Pan bierze winę na siebie, jeżeli chodzi o defensywę przy stałych fragmentach gry? Czy to indywidualne błędy piłkarzy?
Trochę inaczej bym powiedział. Tak się składa, że w każdym meczu krycie gubił inny zawodnik. Były spotkania, gdy kryliśmy bardziej indywidualnie, a czasami pojawiało się więcej zawodników w strefie. Szukaliśmy różnych rozwiązań. Jak widać – nie do końca to przynosi oczekiwane efekty. Stałe fragmenty to też jest koncentracja, determinacja. Odpowiada za to cały zespół i cały sztab, ale trenerowi trudno zareagować, gdy ktoś nie wyskoczy do główki i daje się łatwo ograć. Proszę mi uwierzyć, że aż sam się zastanawiam, czy za dużo czasu nie poświęcamy na ten element w treningach.
A skąd u trenera taka sympatia do umiejętności Bartosza Kwietnia? Gdyby założył pan fanklub Kwietnia, to byłby on raczej mały. Może nawet siedziałby pan sam na jego obradach.

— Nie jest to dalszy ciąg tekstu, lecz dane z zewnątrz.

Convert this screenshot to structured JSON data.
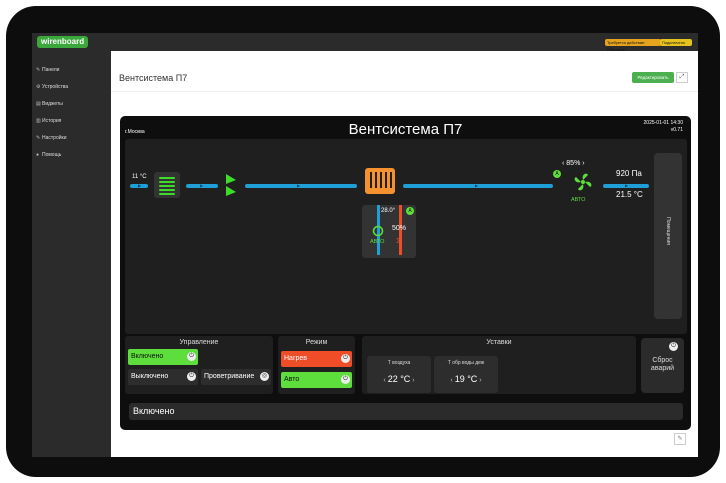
{
  "header": {
    "logo": "wirenboard",
    "badges": [
      "Требуется действие: Обновить",
      "Подключено"
    ]
  },
  "sidebar": {
    "items": [
      {
        "label": "Панели",
        "icon": "wrench-icon"
      },
      {
        "label": "Устройства",
        "icon": "gear-icon"
      },
      {
        "label": "Виджеты",
        "icon": "widget-icon"
      },
      {
        "label": "История",
        "icon": "chart-icon"
      },
      {
        "label": "Настройки",
        "icon": "wrench-icon"
      },
      {
        "label": "Помощь",
        "icon": "help-icon"
      }
    ]
  },
  "page": {
    "title": "Вентсистема П7",
    "edit_label": "Редактировать"
  },
  "widget": {
    "title": "Вентсистема П7",
    "city": "г.Москва",
    "date": "2025-01-01 14:30",
    "version": "v0.71",
    "scheme": {
      "outdoor_temp": "11 °C",
      "heater_temp": "28.0°",
      "valve_percent": "50%",
      "valve_mode": "АВТО",
      "valve_badge": "A",
      "fan_speed": "85%",
      "fan_badge": "A",
      "fan_mode": "АВТО",
      "pressure": "920 Па",
      "supply_temp": "21.5 °C",
      "room_label": "Помещения"
    },
    "control": {
      "title": "Управление",
      "on_label": "Включено",
      "off_label": "Выключено",
      "vent_label": "Проветривание"
    },
    "mode": {
      "title": "Режим",
      "heat_label": "Нагрев",
      "auto_label": "Авто"
    },
    "setpoints": {
      "title": "Уставки",
      "air_title": "Т воздуха",
      "air_value": "22 °C",
      "water_title": "Т обр воды деж",
      "water_value": "19 °C"
    },
    "reset_label": "Сброс аварий",
    "status_text": "Включено"
  },
  "colors": {
    "accent_green": "#5dde3c",
    "duct_blue": "#1e9fd8",
    "heater_orange": "#f5922f",
    "alarm_red": "#ef4c28"
  }
}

Lekka złośliwość, ale muszę ją przyjąć na klatę… Trener ma tak, że jak wystawi zawodnika, który później popełni błąd, no to właśnie on za to ponosi odpowiedzialność. Bo on odpowiada za ustalanie składu. Ale też są treningi, są pewne rzeczy, które my widzimy. Trochę za łatwo tu chłopakowi przypięto łatkę, jaka mu się nie do końca należy. Jego problem polega na tym, że czasami chce na boisku zrobić więcej niż może. Emocje górą nad chłodną głową. To jest największy problem Bartka poza kontuzjami. Dzisiaj wszyscy zapominają, że w sezonie wicemistrzowskim zdobył kilka ważnych bramek. Ostatnio miał po prostu gorszy okres i tak to wygląda.
A może za dużo tych zmian w ostatnim spotkaniu? Kibice Jagiellonii domagali się młodych graczy w składzie, ale chyba nie aż tylu na raz.

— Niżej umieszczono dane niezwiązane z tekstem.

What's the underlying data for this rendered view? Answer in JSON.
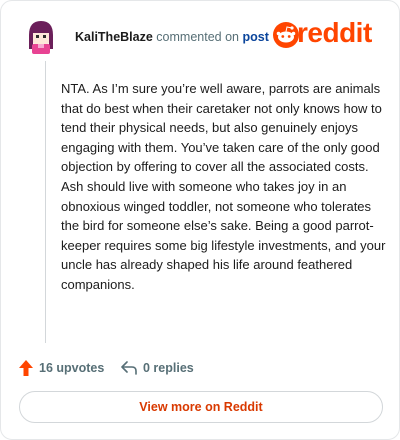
{
  "comment": {
    "username": "KaliTheBlaze",
    "action_text": "commented on",
    "post_link": "post",
    "body": "NTA. As I’m sure you’re well aware, parrots are animals that do best when their caretaker not only knows how to tend their physical needs, but also genuinely enjoys engaging with them. You’ve taken care of the only good objection by offering to cover all the associated costs. Ash should live with someone who takes joy in an obnoxious winged toddler, not someone who tolerates the bird for someone else’s sake. Being a good parrot-keeper requires some big lifestyle investments, and your uncle has already shaped his life around feathered companions."
  },
  "brand": {
    "logo_text": "reddit",
    "color": "#ff4500"
  },
  "actions": {
    "upvotes_label": "16 upvotes",
    "replies_label": "0 replies"
  },
  "footer": {
    "view_more_label": "View more on Reddit"
  },
  "icons": {
    "avatar": "avatar-icon",
    "upvote": "upvote-arrow-icon",
    "reply": "reply-arrow-icon",
    "logo": "reddit-snoo-icon"
  }
}
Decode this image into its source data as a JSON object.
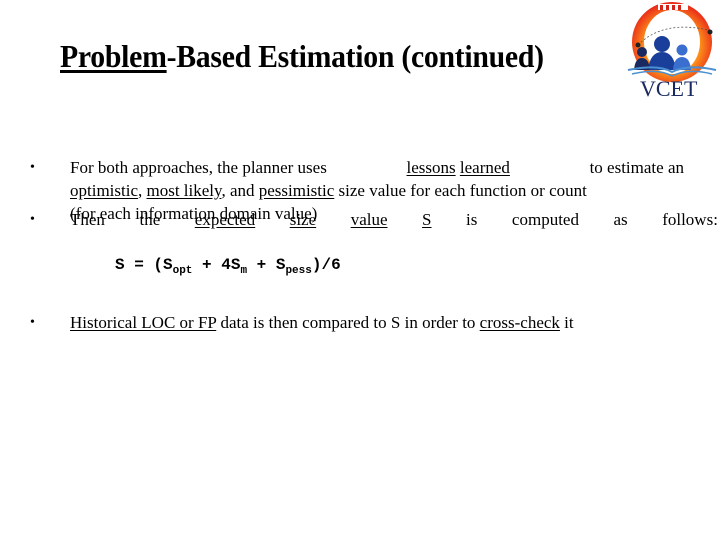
{
  "slide": {
    "title": {
      "underlined": "Problem",
      "rest": "-Based Estimation (continued)"
    },
    "logo": {
      "icon": "vcet-college-logo",
      "text": "VCET"
    },
    "bullets": [
      {
        "segments": {
          "l1_a": "For both approaches, the planner uses",
          "l1_u1": "lessons",
          "l1_u2": "learned",
          "l1_b": "to estimate an",
          "l2_u1": "optimistic",
          "l2_a": ",",
          "l2_u2": "most likely",
          "l2_b": ", and",
          "l2_u3": "pessimistic",
          "l2_c": "size value for each function or count",
          "l3": "(for each information domain value)"
        }
      },
      {
        "segments": {
          "w1": "Then",
          "w2": "the",
          "w3": "expected",
          "w4": "size",
          "w5": "value",
          "w6": "S",
          "w7": "is",
          "w8": "computed",
          "w9": "as",
          "w10": "follows:"
        }
      },
      {
        "segments": {
          "u1": "Historical LOC or FP",
          "a": "data is then compared to S in order to",
          "u2": "cross-check",
          "b": "it"
        }
      }
    ],
    "bullet_glyph": "•",
    "formula": {
      "lhs": "S = (S",
      "sub1": "opt",
      "mid1": " + 4S",
      "sub2": "m",
      "mid2": " + S",
      "sub3": "pess",
      "rhs": ")/6"
    }
  }
}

Gdyby pan mi to pytanie zadał, bo do przerwy przegrywaliśmy z Wisłą Płock 0:2, to bym się zgodził. Ale tak nie było. Do przerwy było 0:0 i bramki dla Płocka zaczęły padać wtedy, gdy gracze doświadczeni zaczęli wchodzić na boisko. Oczywiście nie mówię, że to przez nich przegraliśmy – zadecydowało kilka minut, dwa stałe fragmenty gry. Zdrzemnęliśmy się i wpadły bramki. Natomiast wydaje mi się, że Krzysiek Toporkiewicz pokazał się z naprawdę dobrej strony i ma szansę na występy w kolejnych meczach ligowych. Uważam, że jego debiut był udany. Musi być rywalizacja, starsi gracze muszą czuć, że nie mają pewnego miejsca w składzie. To nie jest tak, że będzie grał tylko jeden młodzieżowiec, bo do tego obliguje mnie przepis.

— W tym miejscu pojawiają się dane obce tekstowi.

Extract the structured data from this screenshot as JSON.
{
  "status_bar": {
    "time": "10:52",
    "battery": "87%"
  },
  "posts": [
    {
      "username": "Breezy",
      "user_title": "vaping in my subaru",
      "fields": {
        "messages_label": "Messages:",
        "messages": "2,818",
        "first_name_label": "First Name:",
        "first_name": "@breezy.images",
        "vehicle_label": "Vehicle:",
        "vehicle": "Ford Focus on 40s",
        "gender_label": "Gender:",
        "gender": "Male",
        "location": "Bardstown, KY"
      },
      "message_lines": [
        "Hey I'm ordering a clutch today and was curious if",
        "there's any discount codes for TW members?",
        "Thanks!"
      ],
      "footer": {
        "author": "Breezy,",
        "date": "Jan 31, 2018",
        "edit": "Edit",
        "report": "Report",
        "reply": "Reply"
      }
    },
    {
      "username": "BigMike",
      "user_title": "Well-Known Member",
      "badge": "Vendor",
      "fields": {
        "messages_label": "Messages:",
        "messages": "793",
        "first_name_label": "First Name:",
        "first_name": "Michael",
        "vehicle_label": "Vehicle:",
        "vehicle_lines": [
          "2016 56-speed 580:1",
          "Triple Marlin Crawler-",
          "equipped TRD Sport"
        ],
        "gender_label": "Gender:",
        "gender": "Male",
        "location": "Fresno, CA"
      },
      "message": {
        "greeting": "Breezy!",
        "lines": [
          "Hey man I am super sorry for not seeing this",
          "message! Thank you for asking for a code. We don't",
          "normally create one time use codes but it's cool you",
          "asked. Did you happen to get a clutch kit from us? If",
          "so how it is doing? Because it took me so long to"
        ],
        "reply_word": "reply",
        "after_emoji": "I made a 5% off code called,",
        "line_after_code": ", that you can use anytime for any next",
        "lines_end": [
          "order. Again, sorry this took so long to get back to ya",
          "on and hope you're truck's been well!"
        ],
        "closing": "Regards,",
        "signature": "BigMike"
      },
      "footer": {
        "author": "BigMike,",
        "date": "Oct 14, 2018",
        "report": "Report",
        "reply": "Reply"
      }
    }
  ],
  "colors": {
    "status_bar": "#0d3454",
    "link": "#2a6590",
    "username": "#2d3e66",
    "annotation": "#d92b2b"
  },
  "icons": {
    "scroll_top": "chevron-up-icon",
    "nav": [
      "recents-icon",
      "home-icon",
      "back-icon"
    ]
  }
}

Nie martwi pana wejście Michała Żyry do zespołu?
Martwią mnie zmarnowane sytuacje ze Stalą Mielec – gdyby wykorzystał jedną z nich, miałby dużo lepsze wejście do Jagiellonii. Wiemy, jak w Białymstoku jest, jeżeli chodzi o napastnika – kibice mają bardzo duże wymagania. Pojawi się duża presja, z którą on – jako zawodnik doświadczony – musi sobie poradzić.
Pan mówi: “gdyby strzelił”, “gdybyśmy wygrali”. No problem polega na tym, że on nie strzelił, a wy nie wygrywacie.
Pan ma tę przewagę, że jak się pan pomyli w swojej ocenie sytuacji, to nie musi się pan potem z tego tłumaczyć. Ja muszę. Tym się nasza praca różni. Ja bardzo rzadko używam słowa “gdyby”. Po prostu Michał gra z nami dopiero od dwóch spotkań. Wszedł do nowej drużyny, potrzebuje trochę zrozumienia z kolegami. To nie jest takie proste. Miał dwie sytuacje i ich nie wykorzystał. Co ja mam panu więcej powiedzieć?
Na które miejsce potencjał ma Jagiellonia Białystok, patrząc po prostu na jej kadrę?
Czasami oczekiwania w Białymstoku są nieadekwatne do rzeczywistości. Nie chcę się do tego odnosić, podawać przykładów, bo powiecie, że zwariowałem. Ale dwa lata temu Piast Gliwice po kilku kolejkach – nie pamiętam ilu, musiałbym sprawdzić – był na ostatnim miejscu w tabeli, a skończył z mistrzostwem Polski. Nie mówię, że my to powtórzymy, ale dzisiaj w tabeli różnice są niewielkie i na podsumowania dopiero przyjdzie czas.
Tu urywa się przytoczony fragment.